La filiation Macron–Rawls–Sen

Ici se dessinent les lignes possibles pour une société innovante et juste. Speranta Dumitru ne s’était pas trompée en affiliant la position d’Emmanuel Macron à la pensée de Rawls et de Sen – ou plus exactement, les déclarations du Président ne démentent pas les intentions du candidat en ce qu’elles font entrevoir une théorie de la justice adaptée à la nouvelle économie comme à la société numérique.

Une véritable « Tech for good » inspirée par la théorie des capabilités fournirait en effet à ses sociétaires – via l’action de la puissance publique – des possibilités réelles de développement en fonction des talents qu’ils expriment actuellement, mais également eu égard à leurs talents potentiels. Pour ce faire, elle mettrait notamment en œuvre les dispositifs d’accès à la compréhension de la dynamique technique, économique et sociale de l’innovation, afin d’y inclure le maximum de personnes en leur offrant la liberté de s’y investir.

On peut souligner ici la valeur de la formation (élémentaire, générale, supérieure) pour de telles sociétés, qu’il s’agisse des connaissances techniques, des connaissances générales ou spécialisées, ou encore des compétences sociales qu’il est possible d’acquérir pour un individu tout au long de la vie.

Véritables sociétés du changement améliorant, disposant avec les moyens numériques de formidables outils d’éducation et d’émancipation par la connaissance, les sociétés innovantes et justes permettraient aux personnes de transformer leur parcours de vie, parcours souvent subi en fonction de conditions initiales peu favorables, en y incluant des options moins contraintes, du fait du développement de leur capacité d’agir dans un monde où la richesse dépend justement de la valorisation des idées nouvelles (inventions techniques, propositions de services innovants) qui peuvent rapidement se voir transformées en valeurs, comme elles sont personnellement profitables et socialement utiles.

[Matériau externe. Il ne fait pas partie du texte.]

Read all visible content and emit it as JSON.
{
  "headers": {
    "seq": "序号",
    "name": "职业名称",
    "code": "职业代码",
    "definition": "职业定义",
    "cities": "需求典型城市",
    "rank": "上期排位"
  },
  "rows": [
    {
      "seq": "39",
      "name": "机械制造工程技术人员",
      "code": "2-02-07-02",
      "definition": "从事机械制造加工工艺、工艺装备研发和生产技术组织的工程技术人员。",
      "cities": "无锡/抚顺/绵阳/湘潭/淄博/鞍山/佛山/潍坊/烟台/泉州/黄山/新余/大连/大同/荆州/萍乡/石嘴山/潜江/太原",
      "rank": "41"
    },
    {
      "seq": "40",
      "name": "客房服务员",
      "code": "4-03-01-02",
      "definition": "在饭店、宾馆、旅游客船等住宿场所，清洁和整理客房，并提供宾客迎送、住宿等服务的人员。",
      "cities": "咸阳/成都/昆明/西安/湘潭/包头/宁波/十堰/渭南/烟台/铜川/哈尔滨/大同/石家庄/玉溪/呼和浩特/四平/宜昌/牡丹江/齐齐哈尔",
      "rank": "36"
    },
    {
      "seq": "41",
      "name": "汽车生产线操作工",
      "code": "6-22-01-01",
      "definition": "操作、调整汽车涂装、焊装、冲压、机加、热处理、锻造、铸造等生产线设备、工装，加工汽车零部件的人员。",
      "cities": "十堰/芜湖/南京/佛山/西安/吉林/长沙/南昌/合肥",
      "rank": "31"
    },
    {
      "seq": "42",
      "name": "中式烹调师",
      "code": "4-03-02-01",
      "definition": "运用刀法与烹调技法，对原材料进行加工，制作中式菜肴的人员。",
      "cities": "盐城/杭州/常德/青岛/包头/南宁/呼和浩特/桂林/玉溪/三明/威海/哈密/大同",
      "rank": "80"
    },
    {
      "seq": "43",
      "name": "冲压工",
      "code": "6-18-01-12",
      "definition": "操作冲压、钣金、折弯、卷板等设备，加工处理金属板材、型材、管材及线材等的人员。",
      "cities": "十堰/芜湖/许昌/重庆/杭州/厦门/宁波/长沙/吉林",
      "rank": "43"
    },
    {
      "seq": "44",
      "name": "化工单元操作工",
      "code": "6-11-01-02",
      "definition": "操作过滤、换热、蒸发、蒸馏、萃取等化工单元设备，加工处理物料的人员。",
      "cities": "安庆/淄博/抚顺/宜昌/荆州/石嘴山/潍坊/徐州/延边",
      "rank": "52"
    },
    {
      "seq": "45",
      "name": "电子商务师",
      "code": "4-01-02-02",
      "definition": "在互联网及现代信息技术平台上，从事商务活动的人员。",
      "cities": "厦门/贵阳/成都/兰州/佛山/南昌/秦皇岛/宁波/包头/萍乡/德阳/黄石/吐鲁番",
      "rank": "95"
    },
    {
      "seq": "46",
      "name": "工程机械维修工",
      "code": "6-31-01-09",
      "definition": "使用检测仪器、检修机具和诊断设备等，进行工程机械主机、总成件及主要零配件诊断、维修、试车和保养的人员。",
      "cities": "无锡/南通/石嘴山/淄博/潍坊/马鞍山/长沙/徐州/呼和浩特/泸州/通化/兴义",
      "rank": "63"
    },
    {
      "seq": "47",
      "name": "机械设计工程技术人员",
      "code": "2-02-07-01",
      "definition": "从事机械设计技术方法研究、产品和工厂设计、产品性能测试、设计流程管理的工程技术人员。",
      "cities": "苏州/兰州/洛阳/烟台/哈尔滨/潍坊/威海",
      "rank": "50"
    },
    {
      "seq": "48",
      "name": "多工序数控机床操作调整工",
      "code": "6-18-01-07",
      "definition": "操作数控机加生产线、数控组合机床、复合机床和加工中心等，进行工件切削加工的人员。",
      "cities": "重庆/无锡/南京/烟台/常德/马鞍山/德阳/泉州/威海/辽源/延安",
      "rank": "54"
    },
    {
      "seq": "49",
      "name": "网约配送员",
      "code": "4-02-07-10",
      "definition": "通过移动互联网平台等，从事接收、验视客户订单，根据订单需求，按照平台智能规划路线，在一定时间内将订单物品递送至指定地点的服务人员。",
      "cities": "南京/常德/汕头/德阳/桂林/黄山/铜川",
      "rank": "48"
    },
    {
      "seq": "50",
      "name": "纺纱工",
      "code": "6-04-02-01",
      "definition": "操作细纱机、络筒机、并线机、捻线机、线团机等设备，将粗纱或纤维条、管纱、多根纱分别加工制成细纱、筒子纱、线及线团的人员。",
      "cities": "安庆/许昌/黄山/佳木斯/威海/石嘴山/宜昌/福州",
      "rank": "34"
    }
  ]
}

Une telle perspective revient à prendre au mot le libéralisme politique, qui a toujours estimé que l’émancipation des individus et leur capacité de s’engager librement dans des entreprises (au sens large de ce terme) allaient de pair pour permettre une plus grande reconnaissance de la dignité des personnes.

Seraient invités à contribuer à un tel projet tous les acteurs de la société innovante : aussi bien les individus qui désirent promouvoir et valoriser des idées originales que les compagnies privées déjà installées et reconnues, et les États dans leur politique, tant générale qu’éducative ; chacun est dans son rôle dès lors que les premiers cités contribuent à la dynamique de l’innovation, que les deuxièmes ne l’éteignent pas sous l’effet d’une volonté d’hégémonie (mais au contraire la permettent en développant des « jeunes pousses »), et que les derniers mentionnés contribuent à installer des règles souples et à maintenir ouverts les espaces où le développement humain est encouragé, des espaces d’ailleurs éventuellement soustraits à la logique marchande.

En d’autres termes, désormais il ne s’agit plus d’en appeler à la libéralité ou à la bonté de généreux donateurs, mais également de donner un sens philosophique à cet appel, et de le valider par une théorie de la justice adéquate.

Non seulement, en effet, il n’est pas contradictoire de se montrer généreux avec les personnes qui ne sont pas encore incluses dans la dynamique de l’innovation, mais c’est éthiquement désirable car conforme à un idéal de développement humain, idéal d’ailleurs propice à la pérennité de l’économie et de la société numérique.